I started out with the Elite at 100 yards on paper, deploying my spotting scope and lying down the shooting mat. I put the rifle on a bipod and shooting bag, loaded a mag with Federal Premium Gold Medal 77-gr. Sierra MatchKing match ammo and fired a first three-shot group to get the feel of the rifle and my position behind it. That first group was about .9 MOA and well within the sub-MOA guarantee. I was impressed but felt I could get even better results out of it. I got comfortable, dialed it in and fired two more groups. Those measured at .4 MOA. At this point I was convinced Springfield had something awesome on their hands.
|Federal Gold Medal 77-gr. Sierra MatchKing
After seeing these groups I was able to accomplish on paper at 100 yards, I decided to go for some distance shots on steel. The range I was at has platforms that overlook a wide swath of desert with hills and valleys. To find the steel targets spread throughout, you really need to search with high magnification. I started with some 6” round steels at 100 yards — much too easy for a rifle like this. I moved on to some other targets at 250 yards and again I felt like I wasn’t letting the rifle stretch its legs.
I used the spotting scope and range finder to find an 8” diamond at 550 yards. After calling my own windage, I walked the shots in on target with relative ease. Now I was finding the groove. I began searching for a more difficult target. I spotted a full-size IPSC plate (17.5” x 29.5”) way out in the distance. I knew the target had to be at least 1,000 yards away.
I could have done some cool guy math and measured the target in Mils, but it had been a while since I’d done that and I couldn’t remember the equation. I was also too excited to spend the time Googling it. I dialed the Leopold to 1,000 yards, and I figured I’d just hold over and start lobbing to see where I was hitting.
Thankfully the wind wasn’t crazy that day, but at that range, even a small amount can push you off target. With the first few shots, I could see the splash in the dirt, so I knew I was in the ballpark. I then began walking the shots in by holding up and to the left. I saw the mirage in my scope die down just a bit, so I sent a single round and waited.

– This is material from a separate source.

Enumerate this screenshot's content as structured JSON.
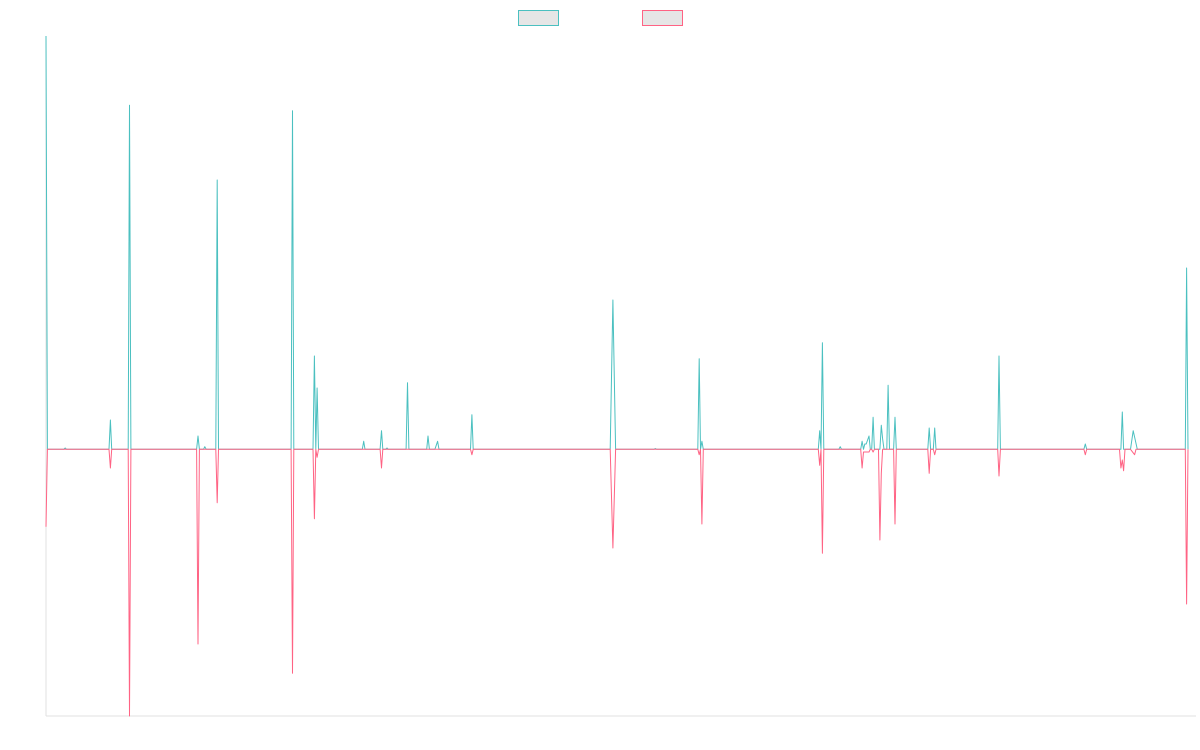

I saw a puff of dirt just off the right of the target.
Being that this is such a soft shooting rifle with minimal recoil, I was able to adjust slightly and send a second shot out within seconds. One, one thousand. Two, one thousand. Three, one thousand. Four, one thousand. Ding. I called the rangemaster to ask him the distance of that target — turns out it was set out to 1,300 yards. That was 1,300 yards with a 77-gr .223 out of an 18″ barrel. Call me impressed.
After that range day, I immediately told the guys at Springfield that they were not getting this Elite rifle back because I was in love with it. Not only is it a uniquely beautiful design, but it performs extremely well. If you’ve ever wanted the next coolest AR on the market or just want to outshoot your buddies at the range, I would strongly suggest checking out a Saint Edge ATC when you get the first opportunity. I am certainly glad I did!